Is AWS trying to throttle back its growth?

by Robin Harris on Thursday, 22 October, 2015

I was hoping to go to this year’s Amazon Web Services re:Invent conference, as I did last year, but no joy. Not enough press passes to go around, I was told.

But then I learned that AWS limited press and analyst passes to fewer than 30, much to the disappointment of exhibitors, who love to get coverage at such big events. Why?

Trade shows encourage legitimate press and analyst coverage because it extends the reach of the show and makes it more likely that more exhibitors and attendees will sign up for the following year. CES – which is one of the largest trade shows in the world – typically has hundreds of press from all over the world attend. Likewise with the NAB – National Association of Broadcasters – show, with its focus on professional content production.

So the AWS limitation is puzzling, not to mention foolish. AWS may be the biggest fish in the cloud pond today, but Microsoft knows a thing or two about marketing, is immensely more profitable, and has AWS in their sights. Google is also immensely profitable, but seems to be lost in a fog, but perhaps their new corporate structure will help fix that.

This is not the time to throttle back on press and analyst coverage.

The StorageMojo take
I suspect this decision was made by Andy Jassy, Amazon’s Sr. VP of AWS. Few PR people would willingly decline additional ink or pixels.

But why? It’s not as if the marginal cost of another 100 free attendees will send AWS into the red. Or that dealing with a room full of professional skeptics for an hour will derail the AWS master plan.

So maybe AWS has all the growth it can handle right now and doesn’t want more visibility. AWS may be less scalable than we’d like to believe.

Courteous comments welcome, of course.

{ 2 comments… read them below or add one }

Paul Houle October 25, 2015 at 3:08 pm

I think Amazon is mad at the “mainstream media” at this time because of the New York Times articles alleging it is a horrible place to work. Amazon is a big company and if you go looking you will certainly find people who like their job and you will certainly find people who have a terrible boss or can tell other horror stories.
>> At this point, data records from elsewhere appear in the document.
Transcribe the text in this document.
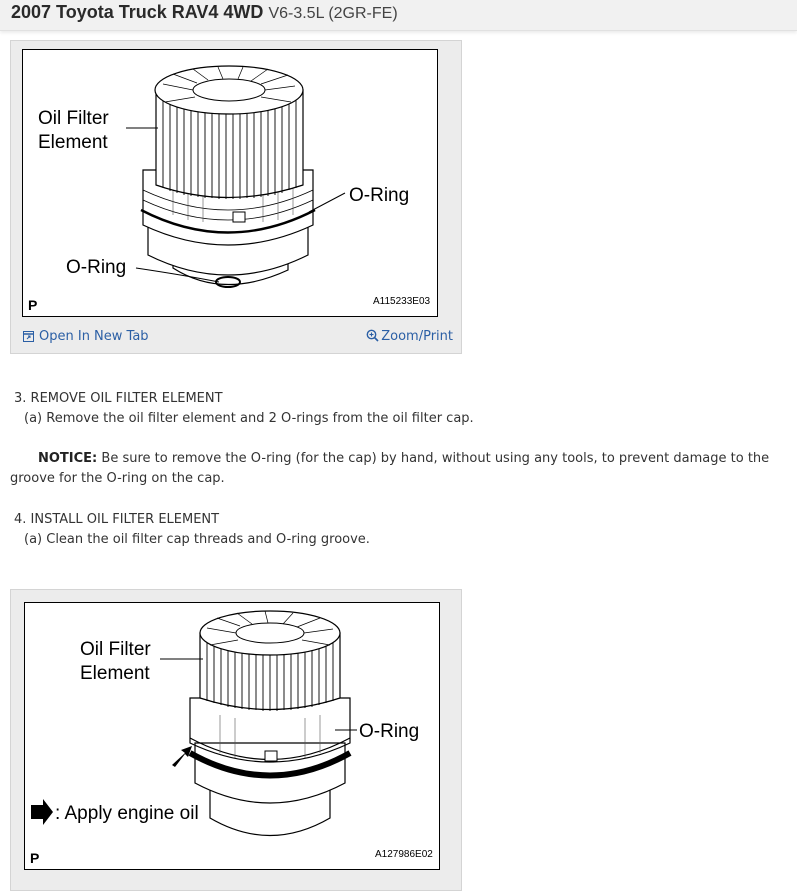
2007 Toyota Truck RAV4 4WD V6-3.5L (2GR-FE)
Oil Filter
Element
O-Ring
O-Ring
P	A115233E03
Open In New Tab	Zoom/Print
3. REMOVE OIL FILTER ELEMENT
(a) Remove the oil filter element and 2 O-rings from the oil filter cap.
NOTICE: Be sure to remove the O-ring (for the cap) by hand, without using any tools, to prevent damage to the groove for the O-ring on the cap.
4. INSTALL OIL FILTER ELEMENT
(a) Clean the oil filter cap threads and O-ring groove.
Oil Filter
Element
O-Ring
: Apply engine oil
P	A127986E02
Whatever the truth of the situation is, once you go into the defensive “hate the media” mode you are following in the tracks of L. Ron Hubbard and others who have tried to control the information environment and failed. I think in the big picture Amazon just wants to push the media away right now.

John H October 30, 2015 at 1:02 pm

I think it is more likely the re:Invent conference is less scalable than Amazon would like to believe. While I would agree that the 40 vs. 100 is pretty insignificant in a conference of 18000 people, this is just one of the issues with re:Invent. I attended the first 3 years and saw it grow from an accessible and collaborative technical conference into essentially an enormous moving crowd. At this point, I believe AWS the platform is way more scalable than AWS the communicator and marketer.